You have taken from me my closest friends

and have made me repulsive to them.

I am confined and cannot escape;

my eyes are dim with grief.

I call to you, LORD, every day;

I spread out my hands to you.

Do you show your wonders to the dead?

Do their spirits rise up and praise you? Is your love declared in the grave,

your faithfulness in Destruction?

Are your wonders known in the place of darkness,

or your righteous deeds in the land of oblivion?

But I cry to you for help, LORD;

in the morning my prayer comes before you.

Why, LORD, do you reject me

and hide your face from me?

From my youth I have suffered and been close to death;

I have borne your terrors and am in despair.

Your wrath has swept over me;

your terrors have destroyed me.

All day long they surround me like a flood;

they have completely engulfed me.

You have taken from me friend and neighbor—

darkness is my closest friend.

What a depressing passage! In a Book of Hymns dedicated to praising God, we find this scripture. It makes Job look like a lollipop factory.

We are continuing our series that you asked for last fall – our Sermons from the Pews Series. You asked address the question, Where is God when it Hurts? Our scripture this morning tells us that we are not the first to ask the question and I dare say, we won’t be the last.

This Psalm is one of those classified as a lament. Sixty-one of the Psalms are fall into this category and there are another five or six that are particularly laments. So what we read here isn’t all that unusual except . . . it’s different. All the other lament Psalms turn at some point and praise God for his work. All the other laments find a way from darkness to light - but not the 88th. Not once does the writer proclaim his trust in God or praise him for what he will do. Just on and on about being deserted by God. Depressing!

I have had a love affair with the Psalm forever. It was from this passage that I preached my first sermon in a church. (I have to tell you it was a real stinker.) My wife has claimed that this Psalm has been my mistress for the last 15 years and while I will certainly not admit to that I will tell you that I have spent hours and hours poring over this particular passage. In a very strange way, God has spoken to me through this passage time and time again.

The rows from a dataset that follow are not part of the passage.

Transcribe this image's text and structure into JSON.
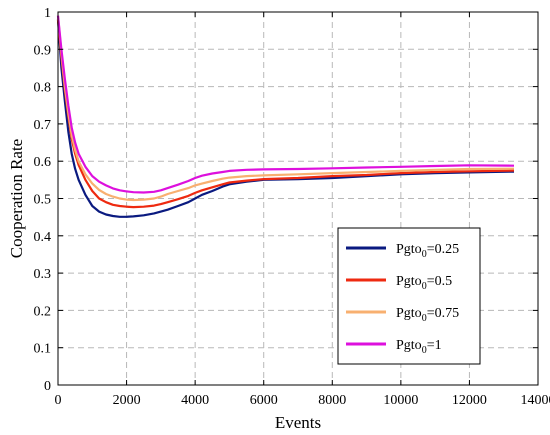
{
  "chart_data": {
    "type": "line",
    "xlabel": "Events",
    "ylabel": "Cooperation Rate",
    "xlim": [
      0,
      14000
    ],
    "ylim": [
      0,
      1
    ],
    "xticks": [
      "0",
      "2000",
      "4000",
      "6000",
      "8000",
      "10000",
      "12000",
      "14000"
    ],
    "yticks": [
      "0",
      "0.1",
      "0.2",
      "0.3",
      "0.4",
      "0.5",
      "0.6",
      "0.7",
      "0.8",
      "0.9",
      "1"
    ],
    "grid": true,
    "legend_position": "bottom-right",
    "series": [
      {
        "name": "Pgto0=0.25",
        "legend_base": "Pgto",
        "legend_sub": "0",
        "legend_rest": "=0.25",
        "color": "#0a1a80",
        "x": [
          0,
          100,
          200,
          300,
          400,
          500,
          600,
          800,
          1000,
          1200,
          1400,
          1600,
          1800,
          2000,
          2200,
          2500,
          2800,
          3000,
          3200,
          3500,
          3800,
          4000,
          4200,
          4500,
          4800,
          5000,
          5500,
          6000,
          7000,
          8000,
          9000,
          10000,
          11000,
          12000,
          13300
        ],
        "y": [
          0.98,
          0.85,
          0.76,
          0.68,
          0.62,
          0.58,
          0.55,
          0.51,
          0.48,
          0.465,
          0.457,
          0.453,
          0.451,
          0.451,
          0.452,
          0.455,
          0.46,
          0.465,
          0.47,
          0.48,
          0.49,
          0.5,
          0.51,
          0.52,
          0.532,
          0.538,
          0.545,
          0.55,
          0.552,
          0.555,
          0.56,
          0.565,
          0.568,
          0.57,
          0.572
        ]
      },
      {
        "name": "Pgto0=0.5",
        "legend_base": "Pgto",
        "legend_sub": "0",
        "legend_rest": "=0.5",
        "color": "#ee2a10",
        "x": [
          0,
          100,
          200,
          300,
          400,
          500,
          600,
          800,
          1000,
          1200,
          1400,
          1600,
          1800,
          2000,
          2200,
          2500,
          2800,
          3000,
          3200,
          3500,
          3800,
          4000,
          4200,
          4500,
          4800,
          5000,
          5500,
          6000,
          7000,
          8000,
          9000,
          10000,
          11000,
          12000,
          13300
        ],
        "y": [
          0.98,
          0.88,
          0.79,
          0.72,
          0.66,
          0.62,
          0.59,
          0.55,
          0.52,
          0.5,
          0.49,
          0.483,
          0.48,
          0.478,
          0.477,
          0.478,
          0.481,
          0.485,
          0.49,
          0.498,
          0.507,
          0.515,
          0.522,
          0.53,
          0.538,
          0.543,
          0.548,
          0.552,
          0.555,
          0.56,
          0.563,
          0.568,
          0.571,
          0.573,
          0.575
        ]
      },
      {
        "name": "Pgto0=0.75",
        "legend_base": "Pgto",
        "legend_sub": "0",
        "legend_rest": "=0.75",
        "color": "#f8b070",
        "x": [
          0,
          100,
          200,
          300,
          400,
          500,
          600,
          800,
          1000,
          1200,
          1400,
          1600,
          1800,
          2000,
          2200,
          2500,
          2800,
          3000,
          3200,
          3500,
          3800,
          4000,
          4200,
          4500,
          4800,
          5000,
          5500,
          6000,
          7000,
          8000,
          9000,
          10000,
          11000,
          12000,
          13300
        ],
        "y": [
          0.99,
          0.89,
          0.8,
          0.73,
          0.67,
          0.63,
          0.6,
          0.565,
          0.54,
          0.523,
          0.512,
          0.505,
          0.5,
          0.497,
          0.496,
          0.497,
          0.5,
          0.505,
          0.512,
          0.52,
          0.528,
          0.535,
          0.54,
          0.547,
          0.553,
          0.556,
          0.56,
          0.562,
          0.565,
          0.568,
          0.571,
          0.574,
          0.577,
          0.579,
          0.58
        ]
      },
      {
        "name": "Pgto0=1",
        "legend_base": "Pgto",
        "legend_sub": "0",
        "legend_rest": "=1",
        "color": "#dd10dd",
        "x": [
          0,
          100,
          200,
          300,
          400,
          500,
          600,
          800,
          1000,
          1200,
          1400,
          1600,
          1800,
          2000,
          2200,
          2500,
          2800,
          3000,
          3200,
          3500,
          3800,
          4000,
          4200,
          4500,
          4800,
          5000,
          5500,
          6000,
          7000,
          8000,
          9000,
          10000,
          11000,
          12000,
          13300
        ],
        "y": [
          0.99,
          0.9,
          0.82,
          0.75,
          0.69,
          0.65,
          0.62,
          0.585,
          0.56,
          0.545,
          0.535,
          0.527,
          0.522,
          0.519,
          0.517,
          0.516,
          0.518,
          0.522,
          0.528,
          0.537,
          0.547,
          0.555,
          0.561,
          0.567,
          0.571,
          0.574,
          0.577,
          0.578,
          0.579,
          0.581,
          0.583,
          0.585,
          0.587,
          0.589,
          0.588
        ]
      }
    ]
  }
}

I think it can speak to all of us from time to time. At one time or another in your life, you’ve asked God, in your time of greatest need, why he has deserted you. At some point in your life you’ve worn holes in your trousers from praying and . . . nothing. You have done all the things you were suppose to do in life, you’ve been a good Christian and yet the God you worship is absent when you need him most.

“Why, LORD, do you reject me

and hide your face from me?”

The Psalmist wasn’t the first and to be honest, he wasn’t even the best at complaining about God absence. Philip Yancey tells the story from a migrant farmhand’s mother.

Last year, she begin, we went to a little church in New Jersey . . . We had all our children there, the baby included. The Reverend Jackson was there, I can’t forget his name, and he told us to be quiet, and he told us how glad we should be that we’re in this country, because it’s Christian, and not ‘godless.”

Then my husband went and lost his temper; something happened to his nerves, I do believe. He got up and started shouting, yes sir. He went up to the Reverend Mr. Jackson and told him to shut up and never speak again – not to us, the migrant people. He told him to go back to his church, wherever it is, and leave us alone and don’t be standing up there looking like he was nice to be doing us a favor.